財政政策の強化と緩和的な金融政策が期待される中国 | ピクテ投信投資顧問株式会社

財政政策の強化と緩和的な金融政策が期待される中国 中国 アジア

2015年12月21日、2016年の経済政策運営の方針を決定する中央経済工作会議が閉幕し、積極的な財政政策の強化と緩和的な金融政策を一段と柔軟にすることが必要との声明が発表されました。

中国・中央経済工作会議:財政政策の強化と緩和的な金融政策について言及

中国・北京で2015年12月18日に開幕した中央経済工作会議(年に1度開催され、指導部が翌年の経済政策運営の方針を決定)が21日に閉幕し、声明が発表されました。

声明では積極的な財政政策の強化と、緩和的な金融政策を一段と柔軟にすることが必要と述べられています。

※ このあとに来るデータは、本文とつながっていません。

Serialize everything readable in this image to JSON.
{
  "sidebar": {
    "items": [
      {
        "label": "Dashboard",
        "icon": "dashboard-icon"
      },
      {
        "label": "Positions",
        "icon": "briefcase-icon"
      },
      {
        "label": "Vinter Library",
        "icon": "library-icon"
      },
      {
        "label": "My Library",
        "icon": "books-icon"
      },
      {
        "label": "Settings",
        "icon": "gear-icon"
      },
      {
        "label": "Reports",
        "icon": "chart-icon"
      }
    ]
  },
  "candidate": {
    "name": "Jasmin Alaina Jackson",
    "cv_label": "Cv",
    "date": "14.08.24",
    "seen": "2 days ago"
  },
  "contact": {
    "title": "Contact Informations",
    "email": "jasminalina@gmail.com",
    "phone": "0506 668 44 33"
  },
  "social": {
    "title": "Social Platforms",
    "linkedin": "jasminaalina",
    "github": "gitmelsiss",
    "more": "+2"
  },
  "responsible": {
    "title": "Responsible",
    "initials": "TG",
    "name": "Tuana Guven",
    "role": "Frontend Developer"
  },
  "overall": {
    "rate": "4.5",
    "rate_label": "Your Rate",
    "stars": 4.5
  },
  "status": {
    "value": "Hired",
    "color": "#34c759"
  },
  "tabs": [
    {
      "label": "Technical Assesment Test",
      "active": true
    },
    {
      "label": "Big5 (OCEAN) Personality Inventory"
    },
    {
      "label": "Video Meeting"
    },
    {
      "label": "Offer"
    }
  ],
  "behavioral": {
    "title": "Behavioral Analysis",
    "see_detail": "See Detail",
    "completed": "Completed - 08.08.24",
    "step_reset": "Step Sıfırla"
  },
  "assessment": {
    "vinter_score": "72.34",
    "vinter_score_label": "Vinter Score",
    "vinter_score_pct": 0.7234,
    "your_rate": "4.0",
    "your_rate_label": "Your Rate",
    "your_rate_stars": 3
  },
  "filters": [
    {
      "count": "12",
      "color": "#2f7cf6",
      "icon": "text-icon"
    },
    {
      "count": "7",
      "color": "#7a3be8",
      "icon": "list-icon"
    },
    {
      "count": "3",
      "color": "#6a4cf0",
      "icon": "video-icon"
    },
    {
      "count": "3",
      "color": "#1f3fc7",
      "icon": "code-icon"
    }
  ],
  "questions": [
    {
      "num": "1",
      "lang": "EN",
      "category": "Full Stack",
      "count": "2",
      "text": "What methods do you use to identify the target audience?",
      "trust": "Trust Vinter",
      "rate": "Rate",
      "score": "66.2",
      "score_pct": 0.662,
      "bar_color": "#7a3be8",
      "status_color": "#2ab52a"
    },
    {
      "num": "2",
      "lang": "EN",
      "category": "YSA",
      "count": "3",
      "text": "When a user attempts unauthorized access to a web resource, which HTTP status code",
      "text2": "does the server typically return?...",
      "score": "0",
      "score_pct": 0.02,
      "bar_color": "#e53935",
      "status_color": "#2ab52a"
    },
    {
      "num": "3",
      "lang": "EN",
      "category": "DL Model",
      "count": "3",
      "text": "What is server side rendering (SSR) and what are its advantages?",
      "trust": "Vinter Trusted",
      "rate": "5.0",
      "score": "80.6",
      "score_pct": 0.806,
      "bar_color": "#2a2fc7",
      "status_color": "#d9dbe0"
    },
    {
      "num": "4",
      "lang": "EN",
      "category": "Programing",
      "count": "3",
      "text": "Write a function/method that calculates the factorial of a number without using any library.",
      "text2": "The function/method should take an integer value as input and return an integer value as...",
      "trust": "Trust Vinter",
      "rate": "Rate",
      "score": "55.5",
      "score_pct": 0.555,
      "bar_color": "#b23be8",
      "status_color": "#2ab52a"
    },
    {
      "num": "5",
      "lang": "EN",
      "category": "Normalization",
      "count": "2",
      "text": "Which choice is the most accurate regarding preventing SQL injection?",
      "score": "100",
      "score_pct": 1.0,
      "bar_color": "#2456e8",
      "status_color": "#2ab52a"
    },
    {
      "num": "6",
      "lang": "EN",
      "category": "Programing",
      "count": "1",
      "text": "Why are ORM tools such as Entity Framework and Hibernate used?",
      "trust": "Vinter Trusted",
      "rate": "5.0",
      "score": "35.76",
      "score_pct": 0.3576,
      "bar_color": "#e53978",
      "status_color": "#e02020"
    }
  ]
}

積極的な財政政策としては、財政赤字の比率を緩やかに引き上げ、財政出動を積極化させるとともに、企業の負担軽減に向けた減税を行なう可能性について言及しています。

また、インフラ向け支出を拡大するほか、低迷する不動産市場を下支えるため、住宅購入に伴う規制を緩和する一方で、新たな成長のけん引役の育成を支援するため「サプライサイドの改革」を推進するとし、過剰生産能力の削減や不動産の在庫の調整に取り組むと述べています。

どこに注目すべきか:成長率、政策判断、信用リスク

2016年の中国の動向を占う上で、先の中央経済工作会議を振り返ると、経済成長の下支えとして財政政策や金融緩和(図表1参照)が引き続きサポート要因として期待される一方、不動産など過剰在庫や債務の整理が進められることが想定されます。

まず、中国の2016年の景気動向を占うと、中国経済は6%台後半の成長率を確保する可能性もあると見ています。中国は金融緩和の余地があり、伝統的な金融政策による景気刺激策を行うことができると見られます。また、欧米、特に米国の景気回復が2016年も続く見込みであることから、輸出の拡大も中国経済を下支えする可能性があります。さらに、中国の小売売上は堅調に推移している様子がうかがえます。では、リスクシナリオは何か考えてみると、最近の中国当局の発言等から、2016年に中国は過剰生産能力や在庫調整への対応を進める模様ですが、政策判断の誤りが景気を冷え込ませる可能性がある点が挙げられます。

現在の中国の成長を抑える要因のひとつは2008年の金融危機後に実施した4兆元規模の景気対策の過剰債務、在庫であると見られ、中国当局はその対応に重い腰を上げる模様です。中央経済工作会議では住宅価格を下げ(取得を容易にして)住宅在庫を減らす意向を述べています。また先日開催された国務院常務会で李克強首相は赤字が3期続いた企業をゾンビ企業と定義し、M&A(合併・買収)や破産で処理する意向を明らかにしています。

2016年の中国は質の高い経済を目指す第13次5ヵ年計画最初の年でもあり、上記の対応は今後の中国の成長に必要と思われます。ただし、結果として企業の倒産が増える可能性が考えられ、もしかすると、既に倒産が増えているのかもしれません。例えば2015年11月には中国のセメント会社中国山水水泥集団が中国国内で初のCP(コマーシャルペーパー)の債務不履行(デフォルト)を起こすなど、中国企業のデフォルトが散見されはじめています。幸いなことに今の所、金融システム全体に影響を及ぼす事態は見られませんが、この当局への「信頼」は政策判断のミスにより揺らぐリスクもあるだけに、2016年の中国は、ある程度の経済成長は予想されるものの、デフォルトなどの信用リスクには注意が必要な1年となりそうです。